矢作俊彦 フィルムノワール/黒色影片(新潮社・単行) | 勝手に映画紹介!?eigasukiの読書忘備録用ブログ

勝手に映画紹介!?eigasukiの読書忘備録用ブログ

何年か前に強制退会トラブルの時に、予備で登録したID。本家ブログの更新を再開しています⇒http://ameblo.jp/eigasuki/ ここでは読んだ本の忘備録を書くつもりです。書籍購入はブックオフ中心なので、新作は少ないかも?
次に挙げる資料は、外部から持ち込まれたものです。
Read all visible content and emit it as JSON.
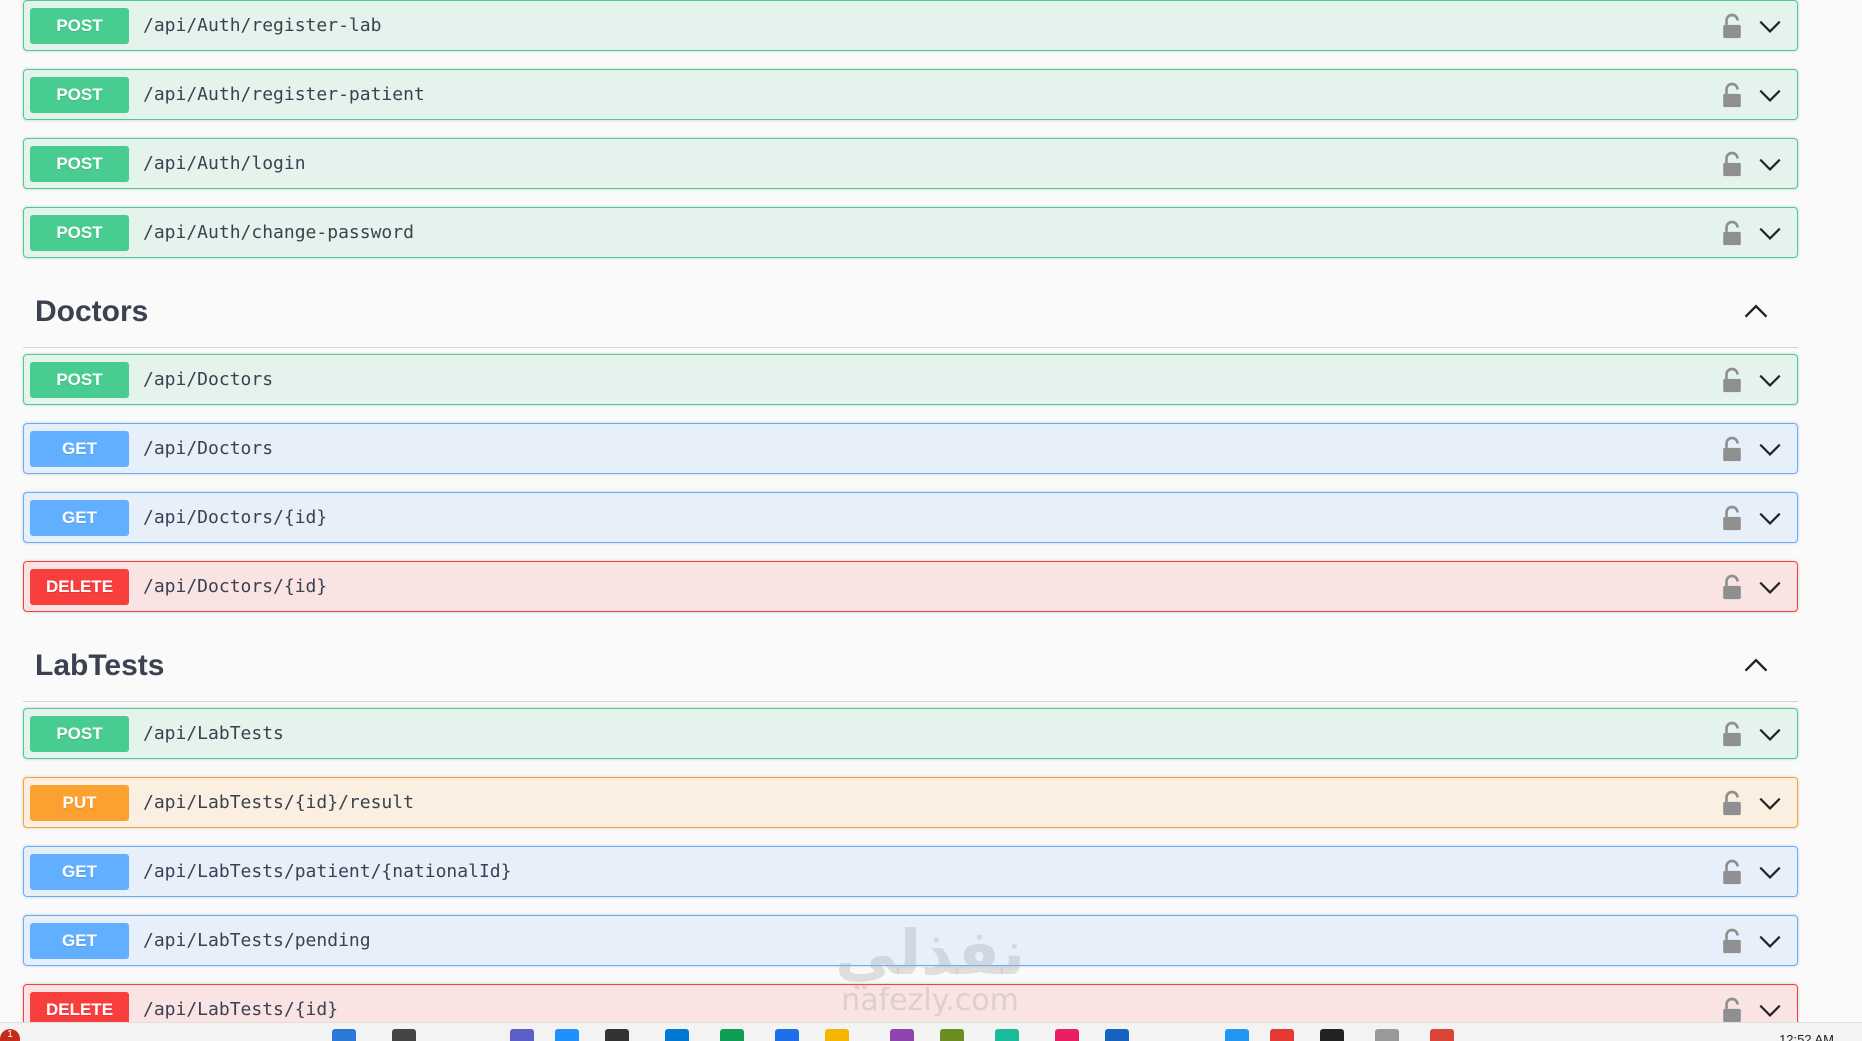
{
  "sections": [
    {
      "title": "",
      "operations": [
        {
          "method": "POST",
          "path": "/api/Auth/register-lab"
        },
        {
          "method": "POST",
          "path": "/api/Auth/register-patient"
        },
        {
          "method": "POST",
          "path": "/api/Auth/login"
        },
        {
          "method": "POST",
          "path": "/api/Auth/change-password"
        }
      ]
    },
    {
      "title": "Doctors",
      "operations": [
        {
          "method": "POST",
          "path": "/api/Doctors"
        },
        {
          "method": "GET",
          "path": "/api/Doctors"
        },
        {
          "method": "GET",
          "path": "/api/Doctors/{id}"
        },
        {
          "method": "DELETE",
          "path": "/api/Doctors/{id}"
        }
      ]
    },
    {
      "title": "LabTests",
      "operations": [
        {
          "method": "POST",
          "path": "/api/LabTests"
        },
        {
          "method": "PUT",
          "path": "/api/LabTests/{id}/result"
        },
        {
          "method": "GET",
          "path": "/api/LabTests/patient/{nationalId}"
        },
        {
          "method": "GET",
          "path": "/api/LabTests/pending"
        },
        {
          "method": "DELETE",
          "path": "/api/LabTests/{id}"
        }
      ]
    }
  ],
  "method_colors": {
    "POST": "#49cc90",
    "GET": "#61affe",
    "DELETE": "#f93e3e",
    "PUT": "#fca130"
  },
  "icons": {
    "lock": "lock-icon",
    "expand": "chevron-down-icon",
    "collapse": "chevron-up-icon"
  },
  "watermark": {
    "arabic": "نفذلي",
    "latin": "nafezly.com"
  },
  "taskbar": {
    "notification_count": "1",
    "clock": "12:52 AM"
  }
}
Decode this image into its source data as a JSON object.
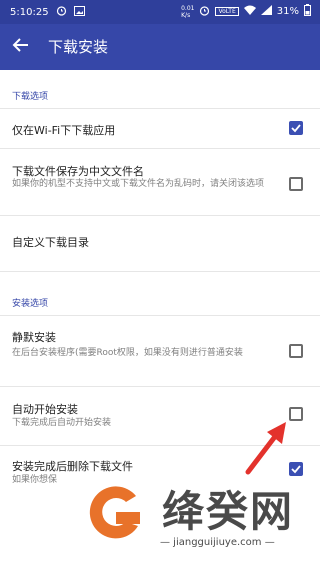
{
  "status_bar": {
    "time": "5:10:25",
    "network_speed_value": "0.01",
    "network_speed_unit": "K/s",
    "volte": "VoLTE",
    "battery": "31%"
  },
  "app_bar": {
    "back_icon": "arrow-left-icon",
    "title": "下载安装"
  },
  "sections": [
    {
      "header": "下载选项",
      "items": [
        {
          "title": "仅在Wi-Fi下下载应用",
          "subtitle": "",
          "checked": true
        },
        {
          "title": "下载文件保存为中文文件名",
          "subtitle": "如果你的机型不支持中文或下载文件名为乱码时，请关闭该选项",
          "checked": false
        },
        {
          "title": "自定义下载目录",
          "subtitle": ""
        }
      ]
    },
    {
      "header": "安装选项",
      "items": [
        {
          "title": "静默安装",
          "subtitle": "在后台安装程序(需要Root权限，如果没有则进行普通安装",
          "checked": false
        },
        {
          "title": "自动开始安装",
          "subtitle": "下载完成后自动开始安装",
          "checked": false
        },
        {
          "title": "安装完成后删除下载文件",
          "subtitle": "如果你想保",
          "checked": true
        }
      ]
    }
  ],
  "watermark": {
    "name": "绛癸网",
    "url": "— jiangguijiuye.com —"
  },
  "colors": {
    "status_bar": "#2f3f9b",
    "app_bar": "#3647a8",
    "accent": "#3b4fb3",
    "annotation_arrow": "#e3322c"
  }
}
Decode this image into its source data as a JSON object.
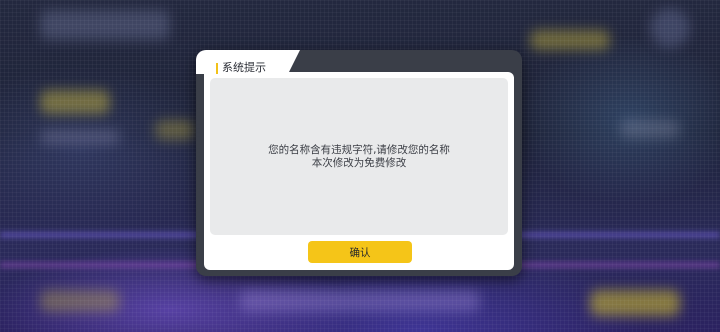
{
  "dialog": {
    "title": "系统提示",
    "message_lines": [
      "您的名称含有违规字符,请修改您的名称",
      "本次修改为免费修改"
    ],
    "confirm_label": "确认"
  },
  "colors": {
    "accent": "#f5c518",
    "dialog_frame": "#3a3e48",
    "message_bg": "#e9eaeb",
    "text": "#3b3e45"
  }
}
[商品価格に関しましては、リンクが作成された時点と現時点で情報が変更されている場合がございます。]

フィルムノワール/黒色影片 [ 矢作俊彦 ]
価格:2484円(税込、送料無料) (2018/4/28時点)


近所のブックオフで前から狙っていた矢作俊彦「フィルムノワール/黒色影片」のハードカバー単行本の古本がようやく200円になってたので入手…定価で買うと税込2484円もする。2015年末発表、2016年版“このミステリーがすごい!”で17位にランクインしていたのを機に作品を知り、ずっと気になっていた(ちなみに書籍の発行は2014年11月で、現段階では未文庫化)。著者の代表シリーズ、二村永爾シリーズの一つ…このブログを始める前に、角川文庫版で「リンゴォ・キッドの休日」を読んだけど、ずいぶんと昔…10年以上前の話だ。今回読んだ「フィルムノワール/黒色影片」の間に、いくつか作品があるんだけど、読んでない。自分が読んだ作品では現役刑事だった主人公の二村が、嘱託扱いになっているなど、自分がまだ読んでいない作品の中で、何かがあったに違いないことを伺わせ、特に捜査一課長あたりとの会話の端々に意味深な部分が多くあった。もともと皮肉屋で意味深なことばかり言ってる登場人物が多い矢作作品…虚実入り混じった映画ウンチクの数々など、ややクセのある文体を読み解くのに一苦労する部分もあるんだけど、それが“読書をしている”気分に浸れて、読みごたえに繋がりとても心地よい。大女優から“幻の映画フィルム探し”を依頼されたのを発端に、横浜で起きた殺人事件に巻き込まれ、その二つを調べるために香港へ渡り、そこでも不可解な連続殺人に巻き込まれていく。登場人物が多いので、頭の中で整理するのも大変…でも最後はうまく繋がったかな?VR世界の中に古今東西の映画キャラクターやメカが登場し、映画ネタも満載なスピルバーグの新作「レディ・プレイヤー1」が映画でヒットしているが…それに通じる、日活映画愛と香港映画愛、ハリウッド古典名作愛に溢れた、いやかなりオタク趣味(笑)なハードボイルド。エースのジョーこと宍戸錠本人の登場にもニヤリとさせられる。幻のフィルムの内容を含む、後半のオークションシーンなんかは、自分でもわかるネタがいっぱい出てきて、ページをめくりながらゲラゲラ笑いっぱなしだった。ホント、これ…日本と香港(中国)の合作で映像化してほしいな。本の表紙イラストも雰囲気があって素敵…そのままポスターにして飾りたいくらいだ。